Les coopératives, objectif marxiste…
Pierre Cours-Salies et Pierre Zarka invitent à relire le soutien affirmé de Marx et d’Engels aux coopératives ouvrières.
dans l’hebdo N° 1290 Acheter ce numéro
Sans doute du fait du collectivisme autoritaire du « socialisme réel » au cours du XXe siècle, un préjugé « largement répandu » voudrait que Marx et Engels, et au-delà les marxismes les plus orthodoxes, aient eu une « attitude hostile ou indifférente à l’égard du fait coopératif ». C’est pour défaire ces a priori erronés que le sociologue Pierre Cours-Salies et l’ancien directeur de l’Humanité Pierre Zarka sont partis à la recherche de textes des deux auteurs du Manifeste du parti communiste concernant le « fait coopératif ». Car dès le XIXe siècle, surtout au XIXe siècle, celui-ci est déjà bien une réalité, en dépit des « obstacles » que les « seigneurs de la terre et seigneurs du capital, se servant toujours de leurs privilèges politiques pour défendre et perpétuer leurs privilèges économiques », ne cessent de lui opposer. Une citation qui provient de la célèbre Adresse inaugurale de Marx au premier congrès de l’Association internationale des travailleurs (la dite « Première Internationale ») en 1864…

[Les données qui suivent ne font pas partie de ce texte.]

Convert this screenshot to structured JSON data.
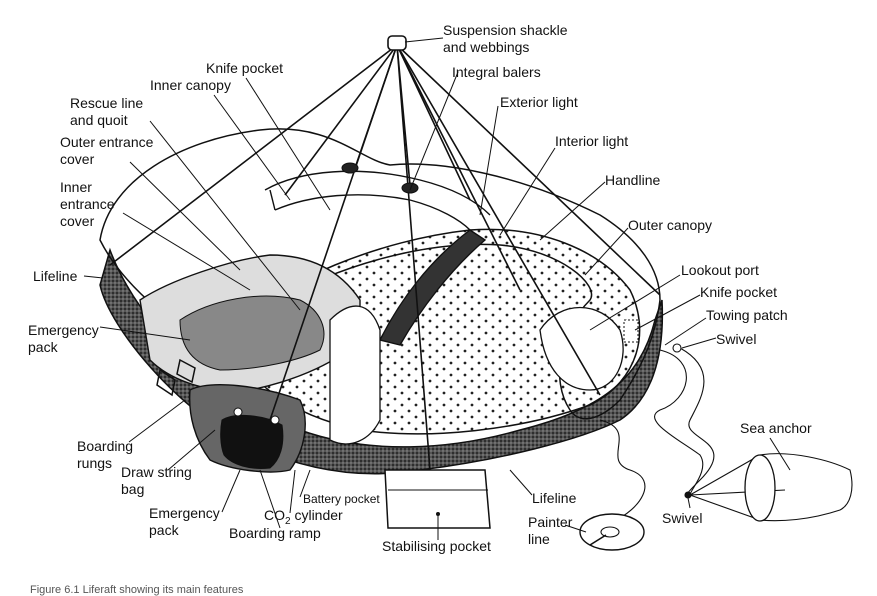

Certes, bien plus connu est l’objectif ultime, pour les auteurs du Capital (énoncé dans sa dernière partie), du mouvement ouvrier après la prise du pouvoir par la révolution et la phase, supposée temporaire, de la dictature du prolétariat : une société sans classes voyant bientôt la dégénérescence de l’État. Or, ce que vient montrer ce recueil de textes est le soutien, et même l’engouement, des deux penseurs pour cette forme d’organisation ouvrière que sont les coopératives, qualifiées par eux de « grandes expériences sociales ». Si Marx salue la victoire de la classe ouvrière dans la seconde moitié du XIXe siècle en matière de réduction du temps de travail avec le vote à la Chambre des Communes du « bill des dix heures », il n’hésite pas à parler du « mouvement coopératif » comme d’un « triomphe plus complet encore sur l’économie politique de la propriété ». Celui-ci a en effet montré « par des faits, non plus par de simples arguments, que la production sur une grande échelle et au niveau des exigences de la science moderne pouvait se passer d’une classe de patrons employant une classe de salariés ». Alors que l’on assiste aujourd’hui à un fort développement des coopératives ouvrières à travers le monde, notamment en Amérique latine mais aussi en France, comme le montre l’exemple des Fralib près de Marseille [^2], Pierre Cours-Salies et Pierre Zarka soulignent « l’intérêt de “revenir” à Marx et Engels » sur ce sujet. Car les coopératives sont, pour eux, une première étape possible vers le dépassement du système capitaliste, ayant montré que « comme le travail esclave, comme le travail serf, le travail salarié n’était qu’une forme transitoire et inférieure, destinée à disparaître devant le travail associé ».
[^2]: Voir le reportage d’Erwann Manac’h dans le n° 1289 de Politis, et sur www.politis.fr).